The export was quantized to q4_k_m. That’s 4-bit quantization with K-means clustering. The model compresses from full precision (32-bit floats) down to 4-bit integers without much quality loss. Final size: about 5GB. Portable. Runs on a MacBook Pro with 16GB RAM. Local. No API calls. No privacy concerns.

Without Unsloth, this experiment doesn’t happen. You’d need a lab budget or months waiting for cloud infrastructure. Instead, I did it in a free Colab notebook in an afternoon and downloaded the trained model by evening. Total cost: zero dollars and an afternoon.

What it captured and what it didn’t

The model learned how I write. Not how I think.

When you give it a technical problem, it mirrors back my sentence structure. It breaks thoughts into separate sentences instead of chaining them together with corporate connectives. It asks what you’re actually trying to do before jumping to answers. It flinches away from marketing language like an instinct. It opens with the problem instead of the feature.

Those are communication choices. Patterns. Style. The model got really good at capturing them.

What it didn’t capture is the thing underneath that actually matters: the ability to change your mind.

I used to be really convinced about certain stacks. Defended them hard. Built entire arguments around why they were the right choice. Then I changed my mind. I’ve done it with people too. Teams I thought were solid until they weren’t. Technologies I was certain about until I saw something better and had to actually admit I was wrong about the first thing.

That willingness to be wrong isn’t in the training data. It can’t be. The model learns from what you’ve already written. It doesn’t learn that you might write something completely different tomorrow because you figured something out today that contradicts what you said yesterday.

That’s the actual gap between a system that learned your voice and a voice that belongs to a real person. You get to change. You get to contradict yourself. You get to look back at what you believed last year and go “yeah, nah, I was wrong about that.”

The model will always sound like 2026 Andrea. You won’t be 2026 Andrea forever.

Why I’m telling you this

Most companies are fine-tuning AI to sound professional. Polished. On-brand. Safe. But there’s something more interesting you can actually do: teach an AI system to communicate the way a real technical authority communicates. Not to think like them. Just to sound like them.

If you’re building documentation, that means AI that matches how you actually talk about things, not some generic “professional” tone that makes everything sound corporate. If you’re a developer advocate trying to scale your explanations without losing your actual voice, it means you can get a tool that captures how you really talk about problems.
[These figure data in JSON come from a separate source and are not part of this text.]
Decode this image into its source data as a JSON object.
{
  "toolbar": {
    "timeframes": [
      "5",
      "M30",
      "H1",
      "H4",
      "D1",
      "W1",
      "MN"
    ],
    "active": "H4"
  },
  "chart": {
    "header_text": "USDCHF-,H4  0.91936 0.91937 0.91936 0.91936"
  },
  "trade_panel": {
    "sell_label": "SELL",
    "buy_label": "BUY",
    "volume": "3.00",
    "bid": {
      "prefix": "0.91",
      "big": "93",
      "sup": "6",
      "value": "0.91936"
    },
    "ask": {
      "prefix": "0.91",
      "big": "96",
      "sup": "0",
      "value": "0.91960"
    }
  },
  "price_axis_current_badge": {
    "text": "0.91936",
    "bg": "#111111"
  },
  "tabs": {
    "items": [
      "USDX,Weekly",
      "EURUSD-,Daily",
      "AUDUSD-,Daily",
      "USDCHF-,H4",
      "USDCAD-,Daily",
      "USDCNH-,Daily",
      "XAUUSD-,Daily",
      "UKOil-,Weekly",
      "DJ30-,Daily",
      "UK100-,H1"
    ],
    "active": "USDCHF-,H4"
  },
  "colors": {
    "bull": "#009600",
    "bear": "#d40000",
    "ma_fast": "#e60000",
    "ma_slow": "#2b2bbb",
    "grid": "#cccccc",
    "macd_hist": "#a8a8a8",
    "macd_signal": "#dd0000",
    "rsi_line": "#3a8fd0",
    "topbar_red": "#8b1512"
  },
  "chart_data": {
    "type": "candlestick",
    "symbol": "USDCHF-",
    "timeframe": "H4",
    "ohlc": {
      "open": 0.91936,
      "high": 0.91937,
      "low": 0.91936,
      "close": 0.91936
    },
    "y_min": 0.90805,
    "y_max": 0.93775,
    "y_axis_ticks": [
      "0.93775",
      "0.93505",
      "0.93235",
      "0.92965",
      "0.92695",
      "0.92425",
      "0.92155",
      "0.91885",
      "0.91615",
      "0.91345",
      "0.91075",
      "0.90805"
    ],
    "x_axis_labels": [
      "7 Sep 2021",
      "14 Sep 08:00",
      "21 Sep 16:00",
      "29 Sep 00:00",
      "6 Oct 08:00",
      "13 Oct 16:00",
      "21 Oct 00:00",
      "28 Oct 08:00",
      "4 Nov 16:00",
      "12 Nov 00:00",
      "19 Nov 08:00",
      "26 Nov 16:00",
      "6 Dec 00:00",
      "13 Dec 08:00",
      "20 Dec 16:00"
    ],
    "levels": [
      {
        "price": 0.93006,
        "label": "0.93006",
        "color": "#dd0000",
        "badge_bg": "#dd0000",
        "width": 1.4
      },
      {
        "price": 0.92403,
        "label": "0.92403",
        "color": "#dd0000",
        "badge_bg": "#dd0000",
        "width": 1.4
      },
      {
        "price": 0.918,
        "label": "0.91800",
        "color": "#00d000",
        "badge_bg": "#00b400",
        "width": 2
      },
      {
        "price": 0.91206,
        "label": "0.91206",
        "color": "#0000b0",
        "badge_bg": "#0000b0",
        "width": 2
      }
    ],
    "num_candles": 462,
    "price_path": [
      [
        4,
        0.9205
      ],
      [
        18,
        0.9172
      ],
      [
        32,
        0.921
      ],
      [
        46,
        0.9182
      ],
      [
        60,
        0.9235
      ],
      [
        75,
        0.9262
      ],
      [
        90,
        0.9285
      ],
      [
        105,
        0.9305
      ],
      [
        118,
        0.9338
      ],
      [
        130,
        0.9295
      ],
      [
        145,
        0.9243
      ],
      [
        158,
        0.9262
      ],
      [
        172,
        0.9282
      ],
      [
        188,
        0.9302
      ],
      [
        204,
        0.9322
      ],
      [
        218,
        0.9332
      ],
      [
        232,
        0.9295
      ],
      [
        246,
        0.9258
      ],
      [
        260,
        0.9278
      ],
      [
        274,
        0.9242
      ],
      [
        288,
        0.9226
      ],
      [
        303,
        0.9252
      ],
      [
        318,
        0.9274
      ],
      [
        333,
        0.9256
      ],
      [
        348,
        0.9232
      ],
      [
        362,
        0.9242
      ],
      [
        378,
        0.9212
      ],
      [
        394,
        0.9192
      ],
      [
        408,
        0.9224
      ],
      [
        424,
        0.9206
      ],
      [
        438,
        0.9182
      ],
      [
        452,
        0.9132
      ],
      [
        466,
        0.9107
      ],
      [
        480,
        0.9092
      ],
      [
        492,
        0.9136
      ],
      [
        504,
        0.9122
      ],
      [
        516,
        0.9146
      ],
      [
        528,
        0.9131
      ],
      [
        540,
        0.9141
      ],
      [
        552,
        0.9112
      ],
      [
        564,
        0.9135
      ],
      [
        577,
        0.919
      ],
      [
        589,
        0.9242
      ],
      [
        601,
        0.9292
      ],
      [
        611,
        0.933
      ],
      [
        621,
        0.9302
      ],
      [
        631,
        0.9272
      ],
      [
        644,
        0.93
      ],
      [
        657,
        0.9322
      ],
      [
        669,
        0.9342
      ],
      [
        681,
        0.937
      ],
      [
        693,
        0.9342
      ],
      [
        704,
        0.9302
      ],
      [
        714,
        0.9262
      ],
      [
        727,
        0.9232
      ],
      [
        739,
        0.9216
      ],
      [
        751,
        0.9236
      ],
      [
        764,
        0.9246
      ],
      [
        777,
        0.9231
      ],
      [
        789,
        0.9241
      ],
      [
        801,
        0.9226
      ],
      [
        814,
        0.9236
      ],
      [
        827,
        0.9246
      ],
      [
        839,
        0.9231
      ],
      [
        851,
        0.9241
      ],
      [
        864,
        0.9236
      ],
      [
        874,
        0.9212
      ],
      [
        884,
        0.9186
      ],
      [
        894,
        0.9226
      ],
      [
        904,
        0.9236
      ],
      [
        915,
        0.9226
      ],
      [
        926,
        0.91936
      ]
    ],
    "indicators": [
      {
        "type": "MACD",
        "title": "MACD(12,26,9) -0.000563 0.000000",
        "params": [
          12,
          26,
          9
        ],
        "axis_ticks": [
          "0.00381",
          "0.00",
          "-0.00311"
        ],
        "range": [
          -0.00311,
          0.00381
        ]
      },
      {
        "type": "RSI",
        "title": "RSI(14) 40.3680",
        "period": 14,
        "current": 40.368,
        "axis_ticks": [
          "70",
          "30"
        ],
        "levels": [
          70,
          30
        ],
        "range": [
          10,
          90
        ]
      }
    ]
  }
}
If you’re trying to communicate technical ideas at scale without everything turning into corporate mush, teaching voice is a different kind of leverage entirely.

The model didn’t learn my perspective. It learned my patterns.

What you can actually do with this

You could use this to write more content faster. Delegate some of the explanation work. Get a communication partner that sounds like you without requiring you to actually sound like someone else.

But I didn’t build this to manufacture content. I built it to understand what voice actually is. To prove that you can teach an AI system to communicate like a real person. To create something that sounds like a technical authority instead of a corporate algorithm.

The result is useful if you’re trying to scale thoughtful explanation. If you need documentation that doesn’t sound generic. If you want a partner that talks through problems the way you talk through problems.

But here’s what it won’t do: it won’t change its mind. It won’t wake up tomorrow and realize it was wrong about a framework, a practice, a person. It won’t evolve because it learned something new. It won’t contradict itself because the evidence demanded it.

That’s the thing worth protecting in yourself. The freedom to be wrong. The courage to change your mind when the evidence shows up. The humility to know that what you’re certain about today might be the thing you completely rethink next year.

Teaching voice to a machine is useful. But your voice matters because it’s attached to a mind that keeps changing.